Niall001 wrote:Now, if Jack finds himself in a minority of one, then surely he is powerless since he cannot accomplish anything? And if he is powerless, he is in the position of a child, where he can be forced to obey, no?
Powerlessness to accomplish a thing and powerlessness to resist are two very different things. The Mary McCarthy quotation is explicit on this point. What can any person force you to do something if even pointing a gun at you and demanding obedience is only tempting you? The answer is, even if you're obeying a command under mortal duress, the action is still yours. Others around you may find it more sympathetic if you held out until threatened with execution, but the deed itself is still accomplished by your participation.
I don't see any indication in the essay that Arendt considers the human power to decline participation as mutable. Quite often we do take the political temptations that are offered to us, but there are plenty of examples that demonstrate that states (like Denmark) and individuals (like those German citizens who refused to participate) can resist even that temptation even when powerless, even when the it's presented as a choice between obedience and punishment.
Temptation doesn't really seem to be the right word to describe that situation. In fact, Arendt states that:
Impotence or complete powerlessness is, I think, a valid excuse.
But in that context, she's talking about an excuse for not fighting the immorality around you. She does not take impotence or powerlessness as an excuse for participating in that morality yourself.
I also find it a little odd that Arendt figures that the doubters and the skeptics are the most reliable, but at the same time, she seems to suggest that our only reliable sense of morality is intuitive.
Well, despite what Mr. P spoke of above, I don't think she's championing Freethought here. The doubters and the skeptics are valuable in these situations not because they apply a standard of reason that is independent of the given values and rationalizations of society, but simply because, by impulse, they tend to be wary of enthusiasms. They, like anyone else, must depend on their own internal faculties for judging a situation, but they're more likely to fall back on those faculties than a person who feels secure in championing anything that resembles a previously affirmed moral standard.
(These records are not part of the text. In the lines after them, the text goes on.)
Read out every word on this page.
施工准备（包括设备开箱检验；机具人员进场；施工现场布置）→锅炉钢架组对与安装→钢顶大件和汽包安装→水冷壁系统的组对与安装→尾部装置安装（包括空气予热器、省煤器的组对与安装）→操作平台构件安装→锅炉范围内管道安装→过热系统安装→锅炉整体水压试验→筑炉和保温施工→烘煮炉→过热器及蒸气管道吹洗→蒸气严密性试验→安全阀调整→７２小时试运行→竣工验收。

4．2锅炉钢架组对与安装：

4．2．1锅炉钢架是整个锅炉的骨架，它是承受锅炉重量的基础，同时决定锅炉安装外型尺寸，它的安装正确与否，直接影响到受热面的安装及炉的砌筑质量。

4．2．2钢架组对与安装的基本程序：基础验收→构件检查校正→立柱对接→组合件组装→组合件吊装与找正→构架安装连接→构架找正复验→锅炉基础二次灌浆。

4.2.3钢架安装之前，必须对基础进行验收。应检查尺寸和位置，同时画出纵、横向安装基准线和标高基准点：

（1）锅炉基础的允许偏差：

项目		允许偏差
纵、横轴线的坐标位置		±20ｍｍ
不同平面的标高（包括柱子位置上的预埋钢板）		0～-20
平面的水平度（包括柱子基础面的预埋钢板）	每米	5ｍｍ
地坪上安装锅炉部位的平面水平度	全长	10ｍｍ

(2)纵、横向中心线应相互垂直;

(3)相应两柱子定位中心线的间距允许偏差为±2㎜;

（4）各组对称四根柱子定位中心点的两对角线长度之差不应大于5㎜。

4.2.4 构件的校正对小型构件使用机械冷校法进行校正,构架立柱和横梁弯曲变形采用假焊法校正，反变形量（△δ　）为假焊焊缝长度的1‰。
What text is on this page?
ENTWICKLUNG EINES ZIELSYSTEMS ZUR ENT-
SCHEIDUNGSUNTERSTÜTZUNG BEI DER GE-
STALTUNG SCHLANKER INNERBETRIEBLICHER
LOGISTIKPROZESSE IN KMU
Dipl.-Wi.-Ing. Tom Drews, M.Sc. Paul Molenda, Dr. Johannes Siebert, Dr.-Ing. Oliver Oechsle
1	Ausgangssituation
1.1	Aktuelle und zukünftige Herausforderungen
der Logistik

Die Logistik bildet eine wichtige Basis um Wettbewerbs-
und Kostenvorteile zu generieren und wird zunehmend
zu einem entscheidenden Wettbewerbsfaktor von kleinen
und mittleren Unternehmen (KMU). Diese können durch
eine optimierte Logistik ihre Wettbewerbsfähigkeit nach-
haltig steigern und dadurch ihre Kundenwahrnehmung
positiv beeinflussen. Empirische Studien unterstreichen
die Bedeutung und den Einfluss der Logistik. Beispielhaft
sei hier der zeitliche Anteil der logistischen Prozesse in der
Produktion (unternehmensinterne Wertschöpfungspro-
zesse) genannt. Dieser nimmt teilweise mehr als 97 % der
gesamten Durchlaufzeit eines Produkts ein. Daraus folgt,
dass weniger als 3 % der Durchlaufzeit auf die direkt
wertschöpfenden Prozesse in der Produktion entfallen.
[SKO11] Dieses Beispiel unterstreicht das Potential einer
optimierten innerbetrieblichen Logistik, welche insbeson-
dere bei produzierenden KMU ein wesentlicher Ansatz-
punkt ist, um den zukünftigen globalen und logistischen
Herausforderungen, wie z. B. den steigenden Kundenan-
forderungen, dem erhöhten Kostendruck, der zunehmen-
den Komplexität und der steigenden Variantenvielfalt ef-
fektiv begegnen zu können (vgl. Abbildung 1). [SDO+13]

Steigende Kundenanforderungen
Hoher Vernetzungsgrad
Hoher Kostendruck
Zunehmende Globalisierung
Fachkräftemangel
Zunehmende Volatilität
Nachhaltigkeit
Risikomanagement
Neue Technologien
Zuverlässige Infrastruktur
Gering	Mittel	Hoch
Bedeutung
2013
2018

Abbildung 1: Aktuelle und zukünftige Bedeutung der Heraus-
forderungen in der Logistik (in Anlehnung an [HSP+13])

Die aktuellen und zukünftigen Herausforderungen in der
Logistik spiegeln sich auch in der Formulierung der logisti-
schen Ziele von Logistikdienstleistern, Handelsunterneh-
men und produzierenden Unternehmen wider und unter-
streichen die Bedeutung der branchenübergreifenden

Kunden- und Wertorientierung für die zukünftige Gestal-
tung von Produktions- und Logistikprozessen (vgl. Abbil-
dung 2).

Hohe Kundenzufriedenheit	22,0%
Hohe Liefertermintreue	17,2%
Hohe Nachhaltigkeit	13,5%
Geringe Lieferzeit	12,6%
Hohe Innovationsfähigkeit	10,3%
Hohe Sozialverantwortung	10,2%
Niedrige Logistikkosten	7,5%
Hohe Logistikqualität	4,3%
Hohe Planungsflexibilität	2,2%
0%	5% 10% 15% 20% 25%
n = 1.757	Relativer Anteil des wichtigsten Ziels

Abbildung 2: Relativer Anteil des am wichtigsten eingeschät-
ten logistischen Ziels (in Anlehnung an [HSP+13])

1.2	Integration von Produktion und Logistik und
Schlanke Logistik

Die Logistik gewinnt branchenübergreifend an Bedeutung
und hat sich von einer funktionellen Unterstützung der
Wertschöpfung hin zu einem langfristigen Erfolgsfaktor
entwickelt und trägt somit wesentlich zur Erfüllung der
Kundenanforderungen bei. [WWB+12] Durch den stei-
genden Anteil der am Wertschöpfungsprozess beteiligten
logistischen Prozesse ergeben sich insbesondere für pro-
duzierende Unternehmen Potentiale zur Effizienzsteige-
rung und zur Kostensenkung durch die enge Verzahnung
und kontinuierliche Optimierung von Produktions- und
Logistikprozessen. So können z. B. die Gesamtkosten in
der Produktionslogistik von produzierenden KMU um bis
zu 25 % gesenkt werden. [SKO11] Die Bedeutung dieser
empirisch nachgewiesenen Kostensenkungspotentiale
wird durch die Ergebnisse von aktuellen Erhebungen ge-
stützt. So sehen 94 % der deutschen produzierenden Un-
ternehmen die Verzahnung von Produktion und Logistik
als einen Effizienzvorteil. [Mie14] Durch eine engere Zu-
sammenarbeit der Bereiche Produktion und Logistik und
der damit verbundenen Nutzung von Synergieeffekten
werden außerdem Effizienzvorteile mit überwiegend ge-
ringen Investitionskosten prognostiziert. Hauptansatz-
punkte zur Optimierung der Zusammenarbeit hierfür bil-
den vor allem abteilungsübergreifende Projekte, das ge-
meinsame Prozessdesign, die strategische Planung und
It's a bit wishy washy. We're supposed to think, but not too much. We're supposed to go with our intuition, but not too much. Which is fine advice if you have an end-goal in mind, but deciding upon that end-goal, Arendt doesn't really seem to have a solution.
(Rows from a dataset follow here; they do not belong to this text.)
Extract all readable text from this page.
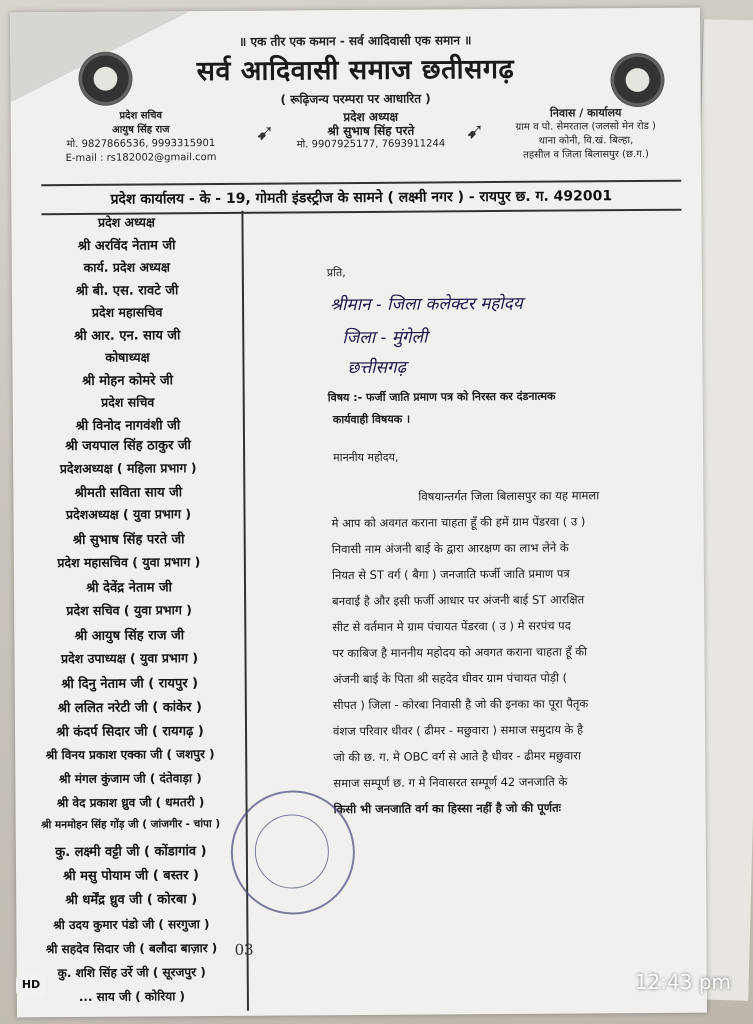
॥ एक तीर एक कमान - सर्व आदिवासी एक समान ॥
सर्व आदिवासी समाज छतीसगढ़
( रूढ़िजन्य परम्परा पर आधारित )
प्रदेश सचिव
आयुष सिंह राज
मो. 9827866536, 9993315901
E-mail : rs182002@gmail.com
➹
प्रदेश अध्यक्ष
श्री सुभाष सिंह परते
मो. 9907925177, 7693911244
➹
निवास / कार्यालय
ग्राम व पो. सेमरताल (जलसो मेन रोड )
थाना कोनी, वि.खं. बिल्हा,
तहसील व जिला बिलासपुर (छ.ग.)
प्रदेश कार्यालय - के - 19, गोमती इंडस्ट्रीज के सामने ( लक्ष्मी नगर ) - रायपुर छ. ग. 492001
प्रदेश अध्यक्ष
श्री अरविंद नेताम जी
कार्य. प्रदेश अध्यक्ष
श्री बी. एस. रावटे जी
प्रदेश महासचिव
श्री आर. एन. साय जी
कोषाध्यक्ष
श्री मोहन कोमरे जी
प्रदेश सचिव
श्री विनोद नागवंशी जी
श्री जयपाल सिंह ठाकुर जी
प्रदेशअध्यक्ष ( महिला प्रभाग )
श्रीमती सविता साय जी
प्रदेशअध्यक्ष ( युवा प्रभाग )
श्री सुभाष सिंह परते जी
प्रदेश महासचिव ( युवा प्रभाग )
श्री देवेंद्र नेताम जी
प्रदेश सचिव ( युवा प्रभाग )
श्री आयुष सिंह राज जी
प्रदेश उपाध्यक्ष ( युवा प्रभाग )
श्री दिनु नेताम जी ( रायपुर )
श्री ललित नरेटी जी ( कांकेर )
श्री कंदर्प सिदार जी ( रायगढ़ )
श्री विनय प्रकाश एक्का जी ( जशपुर )
श्री मंगल कुंजाम जी ( दंतेवाड़ा )
श्री वेद प्रकाश ध्रुव जी ( धमतरी )
श्री मनमोहन सिंह गोंड़ जी ( जांजगीर - चांपा )
कु. लक्ष्मी वट्टी जी ( कोंडागांव )
श्री मसु पोयाम जी ( बस्तर )
श्री धर्मेंद्र ध्रुव जी ( कोरबा )
श्री उदय कुमार पंडो जी ( सरगुजा )
श्री सहदेव सिदार जी ( बलौदा बाज़ार )
कु. शशि सिंह उर्रे जी ( सूरजपुर )
... साय जी ( कोरिया )
प्रति,
श्रीमान - जिला कलेक्टर महोदय
जिला - मुंगेली
छत्तीसगढ़
विषय :- फर्जी जाति प्रमाण पत्र को निरस्त कर दंडनात्मक
कार्यवाही विषयक ।
माननीय महोदय,
विषयान्तर्गत जिला बिलासपुर का यह मामला
मे आप को अवगत कराना चाहता हूँ की हमें ग्राम पेंडरवा ( उ )
निवासी नाम अंजनी बाई के द्वारा आरक्षण का लाभ लेने के
नियत से ST वर्ग ( बैगा ) जनजाति फर्जी जाति प्रमाण पत्र
बनवाई है और इसी फर्जी आधार पर अंजनी बाई ST आरक्षित
सीट से वर्तमान मे ग्राम पंचायत पेंडरवा ( उ ) मे सरपंच पद
पर काबिज है माननीय महोदय को अवगत कराना चाहता हूँ की
अंजनी बाई के पिता श्री सहदेव धीवर ग्राम पंचायत पोड़ी (
सीपत ) जिला - कोरबा निवासी है जो की इनका का पूरा पैतृक
वंशज परिवार धीवर ( ढीमर - मछुवारा ) समाज समुदाय के है
जो की छ. ग. मे OBC वर्ग से आते है धीवर - ढीमर मछुवारा
समाज सम्पूर्ण छ. ग मे निवासरत सम्पूर्ण 42 जनजाति के
किसी भी जनजाति वर्ग का हिस्सा नहीं है जो की पूर्णतः
03
HD	12:43 pm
Wishy washy? Really? I think Arendt is suggesting the more difficult road here, and she seems very much aware of that fact.
It would be far simpler to suppose that there is an external moral standard, and that we can all just whip out our Little Orphan Annie Decoder Rings any time there's a moral quandary. The idea that we can use reason to arrive at a reliable moral solution to any problem presupposes that there is a reliable set of premises that we can reason from. But there's no particular reason to suppose that there is, and even if there were, how do we substantiate those premises? The Germans that leapt on board with the Nazis could easily square their prior moral convictions with their new political action, and by degrees that led to their involvement, as a nation, in something that, from our remove, seems patently evil.
So it isn't that we're not supposed to think too much. We can think all we want once we've established a basis for moral judgment, but rational thought itself provides no such basis. Things would be much simpler if it did. For one thing, there would be almost no grounds for disagreement over what is and what is not moral.
It almost looks to me as though the entire essay is meant to deal with the problem of the apparent failure of moral judgment in instances like the Nazi rise to power -- a problem seems to have really troubled Arendt only after the Eichmann trial. She proposes a solution to that problem by considering the examples of those who consciously refused to participate in that power. If it isn't a terribly comforting answer, that's probably because Arendt's experience and study finally led her to the conclusion that only the most tenuous threads connect humanity and morality.